La réaction de fusion nucléaire produit une quantité significative d’énergie sans émettre de dioxyde de carbone ou d’autres polluants atmosphériques associés aux formes traditionnelles de production d’énergie, comme la combustion de combustibles fossiles. De plus, les déchets générés par la fusion nucléaire sont considérablement moins problématiques et radioactifs que les déchets produits par la fission nucléaire, qui est le processus actuellement utilisé dans les centrales nucléaires.

Malgré son potentiel prometteur, la fusion nucléaire est encore confrontée à des défis significatifs dans sa mise en œuvre pratique et sa commercialisation.

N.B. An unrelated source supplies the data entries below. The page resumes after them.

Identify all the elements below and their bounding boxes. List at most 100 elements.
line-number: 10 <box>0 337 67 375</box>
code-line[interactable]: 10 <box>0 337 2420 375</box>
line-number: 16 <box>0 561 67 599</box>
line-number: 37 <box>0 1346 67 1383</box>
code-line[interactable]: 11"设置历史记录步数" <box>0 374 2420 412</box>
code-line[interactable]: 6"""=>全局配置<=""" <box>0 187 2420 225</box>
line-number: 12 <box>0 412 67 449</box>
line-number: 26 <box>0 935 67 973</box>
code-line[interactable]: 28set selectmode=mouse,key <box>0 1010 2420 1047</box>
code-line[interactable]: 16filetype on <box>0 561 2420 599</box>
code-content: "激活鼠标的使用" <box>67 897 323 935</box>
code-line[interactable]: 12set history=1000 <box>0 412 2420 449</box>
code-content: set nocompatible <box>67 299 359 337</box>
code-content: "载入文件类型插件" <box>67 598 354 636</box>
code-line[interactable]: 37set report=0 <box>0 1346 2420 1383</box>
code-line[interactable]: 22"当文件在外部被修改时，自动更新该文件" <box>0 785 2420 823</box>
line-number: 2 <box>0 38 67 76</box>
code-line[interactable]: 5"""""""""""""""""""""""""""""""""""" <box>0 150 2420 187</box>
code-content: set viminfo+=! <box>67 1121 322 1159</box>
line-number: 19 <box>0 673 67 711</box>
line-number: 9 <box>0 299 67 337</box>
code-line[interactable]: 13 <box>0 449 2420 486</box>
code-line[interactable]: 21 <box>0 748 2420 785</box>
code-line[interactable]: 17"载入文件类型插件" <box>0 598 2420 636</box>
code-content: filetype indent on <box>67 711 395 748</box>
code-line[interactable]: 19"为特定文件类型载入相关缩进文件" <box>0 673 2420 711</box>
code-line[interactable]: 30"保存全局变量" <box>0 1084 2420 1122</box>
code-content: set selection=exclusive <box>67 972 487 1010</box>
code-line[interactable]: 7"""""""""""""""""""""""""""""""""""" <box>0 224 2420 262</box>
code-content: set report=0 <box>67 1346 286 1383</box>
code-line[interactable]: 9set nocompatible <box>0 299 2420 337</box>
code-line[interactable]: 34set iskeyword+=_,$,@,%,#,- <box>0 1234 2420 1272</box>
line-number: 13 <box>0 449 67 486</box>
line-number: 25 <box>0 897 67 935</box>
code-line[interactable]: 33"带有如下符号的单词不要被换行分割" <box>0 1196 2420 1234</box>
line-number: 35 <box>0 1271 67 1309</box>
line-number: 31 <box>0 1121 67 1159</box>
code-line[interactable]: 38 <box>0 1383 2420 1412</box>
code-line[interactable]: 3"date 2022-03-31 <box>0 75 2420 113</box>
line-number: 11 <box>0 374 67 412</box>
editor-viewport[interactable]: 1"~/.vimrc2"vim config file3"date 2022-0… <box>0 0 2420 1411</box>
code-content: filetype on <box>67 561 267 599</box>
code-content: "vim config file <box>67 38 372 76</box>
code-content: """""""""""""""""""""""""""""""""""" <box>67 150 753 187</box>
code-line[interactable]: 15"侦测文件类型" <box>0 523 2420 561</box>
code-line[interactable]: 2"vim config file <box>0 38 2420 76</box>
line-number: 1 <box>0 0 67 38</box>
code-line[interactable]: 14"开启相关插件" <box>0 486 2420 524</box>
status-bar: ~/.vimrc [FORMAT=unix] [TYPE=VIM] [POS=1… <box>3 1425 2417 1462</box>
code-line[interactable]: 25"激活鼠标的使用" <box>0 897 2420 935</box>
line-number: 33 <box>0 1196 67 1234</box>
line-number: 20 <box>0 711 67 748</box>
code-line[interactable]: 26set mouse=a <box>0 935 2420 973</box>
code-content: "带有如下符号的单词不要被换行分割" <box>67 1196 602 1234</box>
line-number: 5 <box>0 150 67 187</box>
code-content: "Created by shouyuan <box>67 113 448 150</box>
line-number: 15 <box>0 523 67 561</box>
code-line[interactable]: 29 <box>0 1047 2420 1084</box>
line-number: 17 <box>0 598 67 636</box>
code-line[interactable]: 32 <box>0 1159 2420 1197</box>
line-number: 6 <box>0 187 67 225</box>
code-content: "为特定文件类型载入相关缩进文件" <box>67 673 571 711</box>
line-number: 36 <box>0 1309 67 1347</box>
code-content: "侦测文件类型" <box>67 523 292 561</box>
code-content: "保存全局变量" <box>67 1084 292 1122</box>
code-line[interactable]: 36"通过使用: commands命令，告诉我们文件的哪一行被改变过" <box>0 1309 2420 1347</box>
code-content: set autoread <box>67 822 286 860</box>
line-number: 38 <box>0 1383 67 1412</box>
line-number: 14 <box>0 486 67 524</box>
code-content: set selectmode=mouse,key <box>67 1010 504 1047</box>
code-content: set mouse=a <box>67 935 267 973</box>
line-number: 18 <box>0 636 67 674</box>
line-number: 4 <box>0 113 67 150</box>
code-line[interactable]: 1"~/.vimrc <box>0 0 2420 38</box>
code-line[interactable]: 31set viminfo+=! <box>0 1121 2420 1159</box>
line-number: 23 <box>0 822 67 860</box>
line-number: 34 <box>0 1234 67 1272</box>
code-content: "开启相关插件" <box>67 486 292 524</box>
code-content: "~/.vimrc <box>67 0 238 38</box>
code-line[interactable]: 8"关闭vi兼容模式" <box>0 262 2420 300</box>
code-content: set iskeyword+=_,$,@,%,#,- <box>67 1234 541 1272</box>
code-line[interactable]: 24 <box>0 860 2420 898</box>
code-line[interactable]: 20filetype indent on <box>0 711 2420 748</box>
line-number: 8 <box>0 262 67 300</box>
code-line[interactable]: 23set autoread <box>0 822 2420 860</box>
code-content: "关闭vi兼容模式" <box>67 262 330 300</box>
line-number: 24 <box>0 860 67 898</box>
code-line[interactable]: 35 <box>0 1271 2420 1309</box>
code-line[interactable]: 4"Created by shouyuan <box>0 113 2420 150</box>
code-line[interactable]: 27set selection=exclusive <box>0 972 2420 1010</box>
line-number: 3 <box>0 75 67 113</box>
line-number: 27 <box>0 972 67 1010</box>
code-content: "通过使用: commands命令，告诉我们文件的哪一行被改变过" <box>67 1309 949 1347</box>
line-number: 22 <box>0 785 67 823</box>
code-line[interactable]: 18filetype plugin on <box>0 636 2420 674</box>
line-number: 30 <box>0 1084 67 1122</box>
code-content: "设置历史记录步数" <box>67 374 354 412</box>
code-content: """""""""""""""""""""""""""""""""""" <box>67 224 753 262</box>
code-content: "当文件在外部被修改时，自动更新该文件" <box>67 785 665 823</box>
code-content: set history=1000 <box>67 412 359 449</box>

Reproduire les conditions extrêmes rencontrées à l’intérieur des étoiles, comme les températures et pressions élevées, à une échelle contrôlée et durable ici sur Terre est un défi technique complexe. De nombreux projets de recherche et de développement sont en cours dans le monde entier, comme ITER (Reactor Experimental Internacional de Thermonuclear), une grande entreprise internationale basée en France, dans le but de démontrer la viabilité de la fusion nucléaire en tant que source d’énergie commerciale.

Bien que cela reste un défi significatif, le succès de la réalisation de la fusion nucléaire pourrait représenter une étape importante dans la transition mondiale vers une matrice énergétique plus propre et plus durable.